In the upcoming school year, the Marietta, Georgia, native will spend nearly two months working with a group of low-income, minority South Carolina high school students, helping them with college applications and advising them on different career and education opportunities in the geosciences (atmospheric science, environmental science, marine science, geology and geophysics). Her ultimate goal is to encourage them to study at the School of the Earth, Ocean and Environment at Carolina.
“One of the biggest reasons why minority students do not choose to study geoscience in college is because there is no minority representation. It is hard to pursue a field when you believe you will be the only minority there. There are so many minority students who feel they don't have what it takes or the right resources to follow their curiosity in the geosciences at the college level,” Alwan says.

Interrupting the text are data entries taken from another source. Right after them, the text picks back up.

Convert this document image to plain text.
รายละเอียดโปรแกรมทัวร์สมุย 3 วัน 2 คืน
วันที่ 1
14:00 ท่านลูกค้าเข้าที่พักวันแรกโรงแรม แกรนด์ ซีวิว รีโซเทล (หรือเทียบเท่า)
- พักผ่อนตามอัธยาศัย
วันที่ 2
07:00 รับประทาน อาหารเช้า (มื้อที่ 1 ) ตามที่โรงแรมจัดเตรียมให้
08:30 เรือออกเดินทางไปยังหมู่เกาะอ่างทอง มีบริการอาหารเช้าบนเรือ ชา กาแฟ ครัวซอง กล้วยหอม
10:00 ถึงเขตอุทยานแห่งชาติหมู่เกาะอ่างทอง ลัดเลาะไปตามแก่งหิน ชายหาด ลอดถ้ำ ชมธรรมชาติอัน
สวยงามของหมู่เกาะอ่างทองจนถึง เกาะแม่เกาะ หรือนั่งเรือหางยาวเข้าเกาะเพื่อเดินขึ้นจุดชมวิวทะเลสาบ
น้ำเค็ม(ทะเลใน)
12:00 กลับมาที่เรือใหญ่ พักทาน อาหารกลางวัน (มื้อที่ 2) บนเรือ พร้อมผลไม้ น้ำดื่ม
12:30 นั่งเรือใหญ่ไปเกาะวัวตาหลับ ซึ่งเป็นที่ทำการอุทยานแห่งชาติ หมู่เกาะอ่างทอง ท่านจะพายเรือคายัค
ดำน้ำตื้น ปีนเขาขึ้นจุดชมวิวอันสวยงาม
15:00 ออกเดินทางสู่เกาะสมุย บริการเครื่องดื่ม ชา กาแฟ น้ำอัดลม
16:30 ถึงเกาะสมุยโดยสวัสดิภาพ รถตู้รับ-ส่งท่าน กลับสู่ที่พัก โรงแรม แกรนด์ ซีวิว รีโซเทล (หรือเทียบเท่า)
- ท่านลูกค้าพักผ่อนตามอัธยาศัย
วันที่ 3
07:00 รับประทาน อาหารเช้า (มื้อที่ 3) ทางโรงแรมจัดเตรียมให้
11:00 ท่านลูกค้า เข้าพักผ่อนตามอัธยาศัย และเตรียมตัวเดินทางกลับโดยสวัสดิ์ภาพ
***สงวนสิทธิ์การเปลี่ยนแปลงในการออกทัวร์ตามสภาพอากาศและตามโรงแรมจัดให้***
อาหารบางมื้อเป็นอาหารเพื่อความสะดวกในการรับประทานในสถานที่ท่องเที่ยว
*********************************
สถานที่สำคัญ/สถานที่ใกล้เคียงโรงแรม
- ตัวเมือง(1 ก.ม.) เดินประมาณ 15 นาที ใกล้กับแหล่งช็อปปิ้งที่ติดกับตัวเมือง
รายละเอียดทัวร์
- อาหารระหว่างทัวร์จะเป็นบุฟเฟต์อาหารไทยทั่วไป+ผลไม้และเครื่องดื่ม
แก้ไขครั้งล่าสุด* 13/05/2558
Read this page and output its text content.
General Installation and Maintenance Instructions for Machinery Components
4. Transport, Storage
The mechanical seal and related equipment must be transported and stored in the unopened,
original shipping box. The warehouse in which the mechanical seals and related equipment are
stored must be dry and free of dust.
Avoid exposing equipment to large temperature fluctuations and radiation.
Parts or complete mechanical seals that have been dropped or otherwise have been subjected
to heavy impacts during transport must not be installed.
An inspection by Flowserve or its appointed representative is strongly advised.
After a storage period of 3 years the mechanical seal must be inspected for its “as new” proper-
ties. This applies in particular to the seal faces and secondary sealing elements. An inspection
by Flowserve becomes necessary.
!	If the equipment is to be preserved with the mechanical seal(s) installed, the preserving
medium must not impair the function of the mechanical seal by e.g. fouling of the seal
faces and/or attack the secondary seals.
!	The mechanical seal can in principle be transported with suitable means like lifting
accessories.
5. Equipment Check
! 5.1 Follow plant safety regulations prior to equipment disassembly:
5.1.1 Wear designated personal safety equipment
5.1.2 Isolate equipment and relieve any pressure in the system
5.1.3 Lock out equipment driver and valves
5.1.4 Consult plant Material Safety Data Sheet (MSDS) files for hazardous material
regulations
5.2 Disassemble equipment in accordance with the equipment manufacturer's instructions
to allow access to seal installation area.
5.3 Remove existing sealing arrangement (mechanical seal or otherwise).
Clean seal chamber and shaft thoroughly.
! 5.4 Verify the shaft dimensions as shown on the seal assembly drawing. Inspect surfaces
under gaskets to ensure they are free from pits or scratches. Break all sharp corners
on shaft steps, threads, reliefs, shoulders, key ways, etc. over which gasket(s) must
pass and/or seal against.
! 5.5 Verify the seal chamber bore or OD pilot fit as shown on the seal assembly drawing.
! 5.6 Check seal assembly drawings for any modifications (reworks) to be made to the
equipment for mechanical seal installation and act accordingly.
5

She says it also will benefit the communities where they grew up.
“It is important for minorities to study the geosciences as a social justice issue as well. Often times, low-income communities are located in areas where they are vulnerable to natural disasters such as flooding. This is why it is important that we understand the environment we live in.”
She plans to pilot her six-to-nine-week program at Fairfield Central High School in Fairfield County, South Carolina, where she has done service work previously. With the input of the school’s science teachers, Alwan has designed a program that will launch this year.
Plans call for the program to include labs, workshops, college application assistance and mentoring — all aimed at creating a pipeline of students in atmospheric science, environmental science, marine science, geology and geophysics.
”I want to show them that if I can do it, they can do it, too,” says Alwan who began working with university’s Office of Sustainability during her freshmen year. She says that experience fed her passion for sustainability, ecotourism and reducing waste and for volunteerism as an answer for creating change.
“I think the biggest impact USC has had on me is that as a Gamecock, my curiosity has no limits. I've always been encouraged to follow my curiosity, which is what led me to USC and the School of the Earth, Ocean and Environment.”
After graduating, Alwan plans to pursue her doctorate so that she can continue to teach and inspire others, particularly students from low-income communities.